Tea lover has dad’s ashes mixed with clay and made into a teapot: A fine way to honour the dead – or get a revengeful last laugh, of course
First, let me tell you a story – an old Roald Dahl story, in fact, ‘William and Mary’, about a bullying scientist and his wife. He’s one of those nasty control freaks who will tell his wife which part of the house must be cleaned with what kind of brush & detergent; who will tell her what to wear and how to eat and how to lift a tea cup.
He’s also quite obsessive about smoking and forbids her to smoke.
Then he dies – but he’s not gone. Being a scientist he’s had his brain put into some life-protecting and nurturing fluid. He can see through one of his own eyes, which floats in another bowl – and he can communicate with the world at large through a voice box.
So, each day his widowed wife visits the room where the brain and the lone eye and the voice box ‘live’. She disconnects the voice box and then she smokes a cigarette and blows smoke into the furious eye of her late tormenter.
Anyway, the next story that I read in one of today’s online papers is about a man, his dead father and a teapot but it’s not about revenge beyond the grave - not this time, at least:
Tea fan John Lowndes had his dad’s ashes mixed with clay and turned into a teapot. John, 54, used to enjoy a brew with Ian, 75, and got a potter to make the tribute in Broad Haven, Pembrokeshire.
It’s a nice idea, really – and as a memorial it beats having an urn standing on the mantelpiece, where it will just gather dust on the outside as well.

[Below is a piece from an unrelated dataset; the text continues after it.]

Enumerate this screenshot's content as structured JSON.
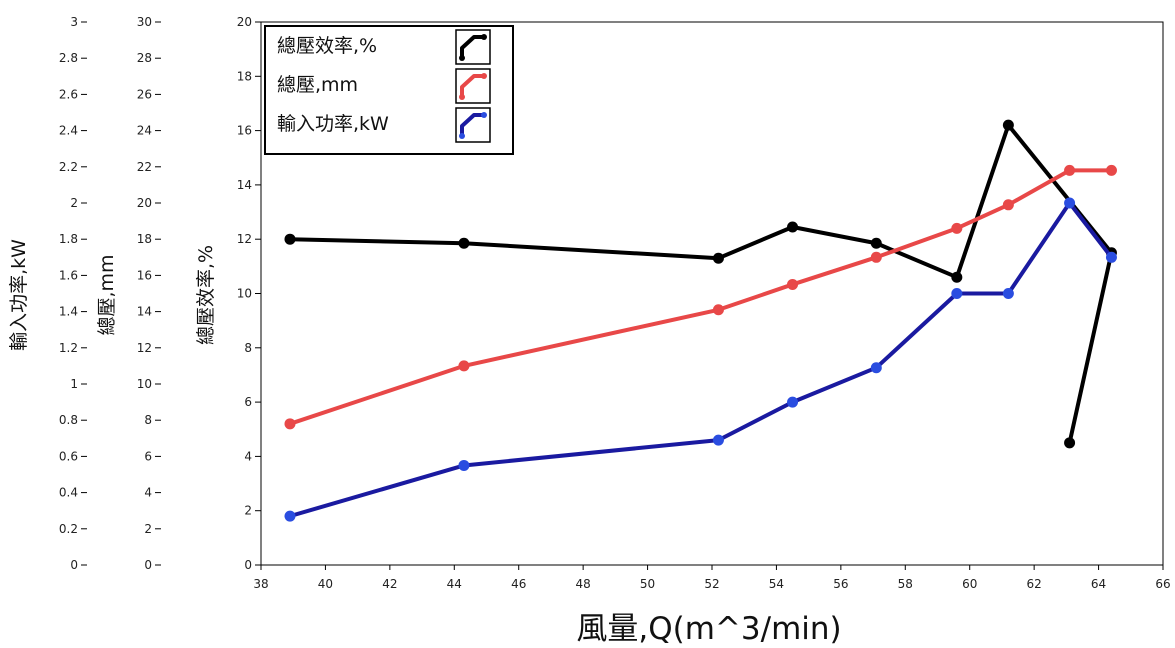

I’m sure some enterprising individual could make quite a decent living from such a pottery as well. Pipe-smoking sons of pipe-smoking fathers could have the ashes of the latter mixed with clay and turned into a pipe. If grandma loved to potter in the garden or bake cookies you could mix her ashes with the clay of a flowerpot or a nice cookie container. So many hobbies, so many options to make a pleasant and/or functional memorial.
Plus, as that Roald Dahl story showed, some people still have outstanding issues with the dead. In that case, you can say with Brutus, ‘I have not come to bury Caesar but to glaze him’ – and then stick the knife in posthumously.
Again, so many resentful brains, so many options. If the goner was a Gunner, mingle his ashes with clay that will make a Chelsea garden gnome. Was the much hated corpse allergic to cats, make him or her inhabit a clay moggie. Did he or she vote Labour religiously, make the despised deceased into a Maggie Thatcher commemorative plate.
In other words, mingle the dust of your nearest and not so dearest with the potter’s clay and do as Dahl’s widow did and blow that smoke into the now silent but still furious eye of that old nemesis.